I can’t seem to whisper peoples battlenet accounts that are BNet friends, why is this? oh and can anyone tell me exactly “why” I was silenced? as abusive chat isnt descriptive. as far as I know I was silenced for pointing out that atheism has a higher kill count than religion (which is true and statistically verifiable) so I am thinking don’t talk about the truth? not too sure what I did wrong. I know I have used profanity but that is allowed afaik as the chat filter option exists and I have never tried to go around the chat filter.
so yeah afaik silence is supposed to affect public channels only, I can’t whisper my IRL friend thru your service, I have to use discord.
The profanity filter is not an invitation to use it. It’s as a failsafe if anything else. When you agree to the ToS, you agree to act with some sense of decency and decorum. You participated in topics that should not be brought into WoW. Your forum mates decided it was offensive and didn’t belong, so you have been sanctioned after enough people reported you and a GM decided you broke the rules.
A big thing to remember is that it could have been from last week, it could have been something from a month ago. There is no definitive way of knowing it.
That said, there are no GMs here who can do anything for you. If you believe the ruling to be in error, use the appeal link listed above. This particular forum is a player helping player forum, not a place to discuss, debate and try to get a punishment overturned.
A silence will affect all chat, in game and across the blizzard chat services.
During the appeal, it should point out the details of what caused this.
The filters are for users to block certain foul language, but not everything that is inappropriate to the game chat is blocked, especially if someone is using purposely misspelled words, or try to mask the words with symbols. As pointed out also, politics and religion are often points of contention, and better left out of the game.
It’s a punishment. The idea is it’s bad enough that it will stifle any urge to keep repeating unsavory behavior. And just for safety’s sake, be aware that from here on your punishments will double. One day will become two. Two will become four. So far as we know there really isn’t a limit to how long you can be silenced or suspended, so please keep that in mind next time you want to start nattering on about this or anything similar in the future.
Just so you know, talking about religion or non-religion in game is quite a taboo subject. It is guaranteed to rile people up on all sides. Same goes for politics.
Just submit an appeal and keep your opinions on the subject to yourself.
You got silenced because your chat was reported, a GM reviewed it, and decided it was worthy of a silence. Discriminatory talks towards the beliefs of others and profanity seem to be front and centre to your account, and in my experience, people here tend to heavily gentrify their behaviour. I think you know exactly why you were silenced, and the penalty is indeed working correctly.
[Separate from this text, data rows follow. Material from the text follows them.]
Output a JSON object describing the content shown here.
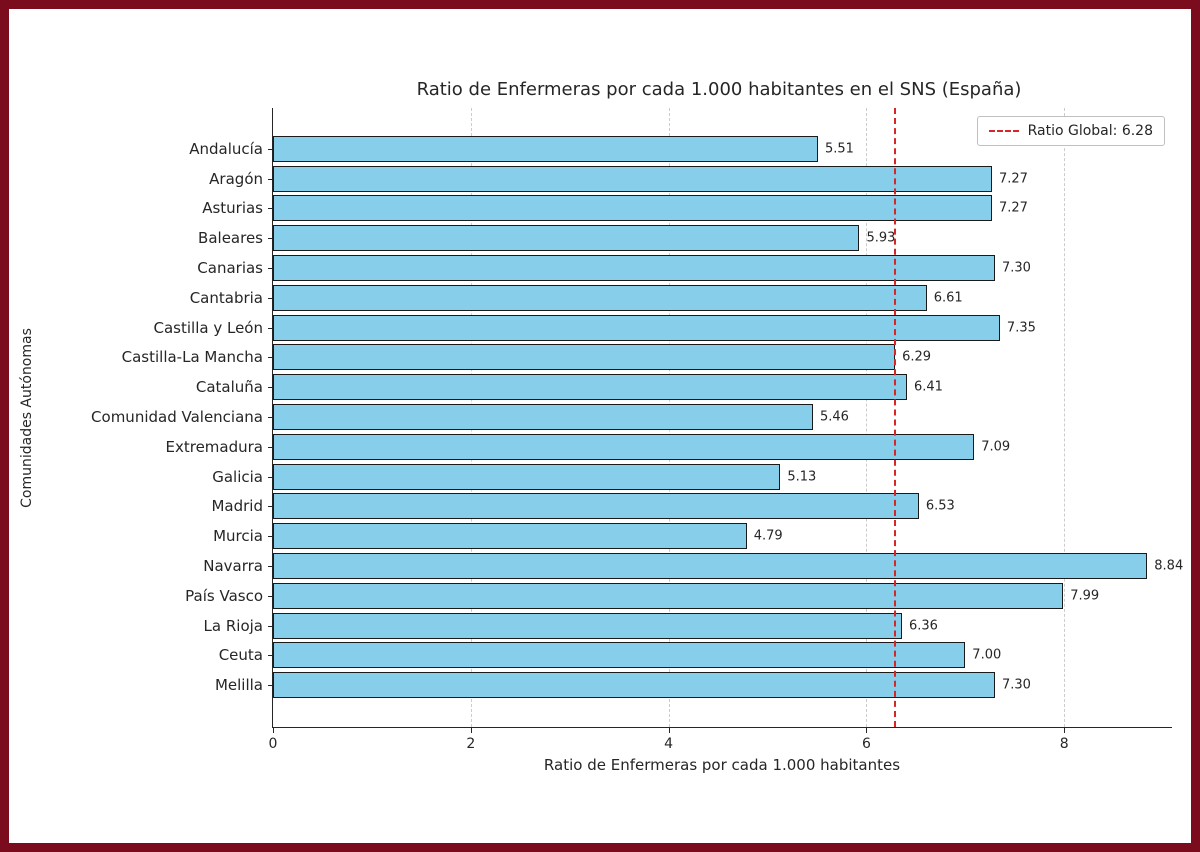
{
  "frame": {
    "border_color": "#7a0c1e",
    "background_color": "#ffffff"
  },
  "chart_data": {
    "type": "bar",
    "orientation": "horizontal",
    "title": "Ratio de Enfermeras por cada 1.000 habitantes en el SNS (España)",
    "xlabel": "Ratio de Enfermeras por cada 1.000 habitantes",
    "ylabel": "Comunidades Autónomas",
    "categories": [
      "Andalucía",
      "Aragón",
      "Asturias",
      "Baleares",
      "Canarias",
      "Cantabria",
      "Castilla y León",
      "Castilla-La Mancha",
      "Cataluña",
      "Comunidad Valenciana",
      "Extremadura",
      "Galicia",
      "Madrid",
      "Murcia",
      "Navarra",
      "País Vasco",
      "La Rioja",
      "Ceuta",
      "Melilla"
    ],
    "values": [
      5.51,
      7.27,
      7.27,
      5.93,
      7.3,
      6.61,
      7.35,
      6.29,
      6.41,
      5.46,
      7.09,
      5.13,
      6.53,
      4.79,
      8.84,
      7.99,
      6.36,
      7.0,
      7.3
    ],
    "value_labels": [
      "5.51",
      "7.27",
      "7.27",
      "5.93",
      "7.30",
      "6.61",
      "7.35",
      "6.29",
      "6.41",
      "5.46",
      "7.09",
      "5.13",
      "6.53",
      "4.79",
      "8.84",
      "7.99",
      "6.36",
      "7.00",
      "7.30"
    ],
    "xlim": [
      0,
      9.1
    ],
    "xticks": [
      0,
      2,
      4,
      6,
      8
    ],
    "grid": true,
    "grid_style": "dashed",
    "grid_color": "#cccccc",
    "bar_color": "#87ceeb",
    "bar_edge_color": "#1a1a1a",
    "reference_line": {
      "value": 6.28,
      "color": "#d62728",
      "style": "dashed",
      "label": "Ratio Global: 6.28"
    },
    "legend": {
      "position": "top-right"
    }
  }
}
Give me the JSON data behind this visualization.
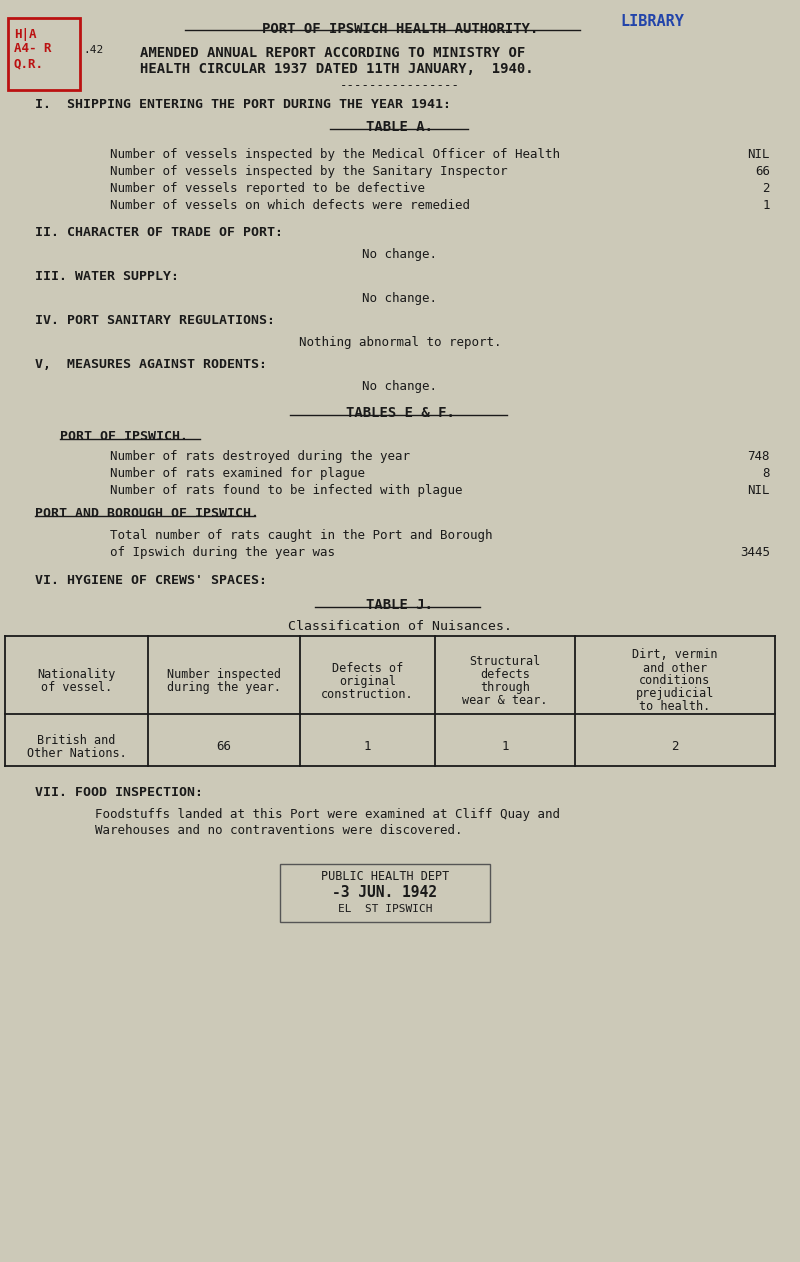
{
  "bg_color": "#ccc9b8",
  "font_color": "#1a1a1a",
  "title": "PORT OF IPSWICH HEALTH AUTHORITY.",
  "library_stamp": "LIBRARY",
  "subtitle1": "AMENDED ANNUAL REPORT ACCORDING TO MINISTRY OF",
  "subtitle2": "HEALTH CIRCULAR 1937 DATED 11TH JANUARY,  1940.",
  "dashes": "----------------",
  "section_i_header": "I.  SHIPPING ENTERING THE PORT DURING THE YEAR 1941:",
  "table_a_title": "TABLE A.",
  "table_a_rows": [
    [
      "Number of vessels inspected by the Medical Officer of Health",
      "NIL"
    ],
    [
      "Number of vessels inspected by the Sanitary Inspector",
      "66"
    ],
    [
      "Number of vessels reported to be defective",
      "2"
    ],
    [
      "Number of vessels on which defects were remedied",
      "1"
    ]
  ],
  "section_ii": "II. CHARACTER OF TRADE OF PORT:",
  "section_ii_body": "No change.",
  "section_iii": "III. WATER SUPPLY:",
  "section_iii_body": "No change.",
  "section_iv": "IV. PORT SANITARY REGULATIONS:",
  "section_iv_body": "Nothing abnormal to report.",
  "section_v": "V,  MEASURES AGAINST RODENTS:",
  "section_v_body": "No change.",
  "tables_ef_title": "TABLES E & F.",
  "port_ipswich_subhead": "PORT OF IPSWICH.",
  "rats_rows": [
    [
      "Number of rats destroyed during the year",
      "748"
    ],
    [
      "Number of rats examined for plague",
      "8"
    ],
    [
      "Number of rats found to be infected with plague",
      "NIL"
    ]
  ],
  "port_borough_subhead": "PORT AND BOROUGH OF IPSWICH.",
  "port_borough_body1": "Total number of rats caught in the Port and Borough",
  "port_borough_body2": "of Ipswich during the year was",
  "port_borough_value": "3445",
  "section_vi": "VI. HYGIENE OF CREWS' SPACES:",
  "table_j_title": "TABLE J.",
  "table_j_subtitle": "Classification of Nuisances.",
  "table_j_col_headers": [
    "Nationality\nof vessel.",
    "Number inspected\nduring the year.",
    "Defects of\noriginal\nconstruction.",
    "Structural\ndefects\nthrough\nwear & tear.",
    "Dirt, vermin\nand other\nconditions\nprejudicial\nto health."
  ],
  "table_j_data_row": [
    "British and\nOther Nations.",
    "66",
    "1",
    "1",
    "2"
  ],
  "section_vii": "VII. FOOD INSPECTION:",
  "section_vii_body1": "Foodstuffs landed at this Port were examined at Cliff Quay and",
  "section_vii_body2": "Warehouses and no contraventions were discovered.",
  "stamp_line1": "PUBLIC HEALTH DEPT",
  "stamp_line2": "-3 JUN. 1942",
  "stamp_line3": "EL  ST IPSWICH"
}
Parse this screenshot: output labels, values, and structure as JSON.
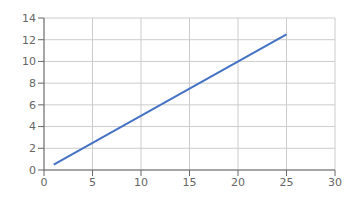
{
  "chart_data": {
    "type": "line",
    "x": [
      1,
      25
    ],
    "values": [
      0.5,
      12.5
    ],
    "color": "#4472c4",
    "xlim": [
      0,
      30
    ],
    "ylim": [
      0,
      14
    ],
    "xticks": [
      0,
      5,
      10,
      15,
      20,
      25,
      30
    ],
    "yticks": [
      0,
      2,
      4,
      6,
      8,
      10,
      12,
      14
    ],
    "grid": true
  }
}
You can submit an appeal to try and get it overturned, which means you’ll get a second opinion from a different person on the support team. But since you’ve admitted to rule breaking, I don’t think that’ll happen.
Remember that the penalty doubles every time, so hopefully you’ll learn your lesson sooner rather than later.
no I do not tbh. people were making fun of religion in chat, and I pointed out that contrary to their beliefs, that atheism is responsible for more deaths.
I understand if profanity that is commonly used in wow is against ToS and I guess I will start reporting every single instance of it in chat.
Please do! I know I like to try and help keep my public chat channels on the servers I play on clean and do my part to report spam and any language I feel crosses the line. I may not report every single swear word I see, but when folks take it too far, you can be sure that I’m right-click-reporting.
The chat filter can make it easier to report chat as generally any chat that is filtered is against the Code of Conduct. The Code of Conduct also covers using those symbols outright, as well as misspellings and abbreviations.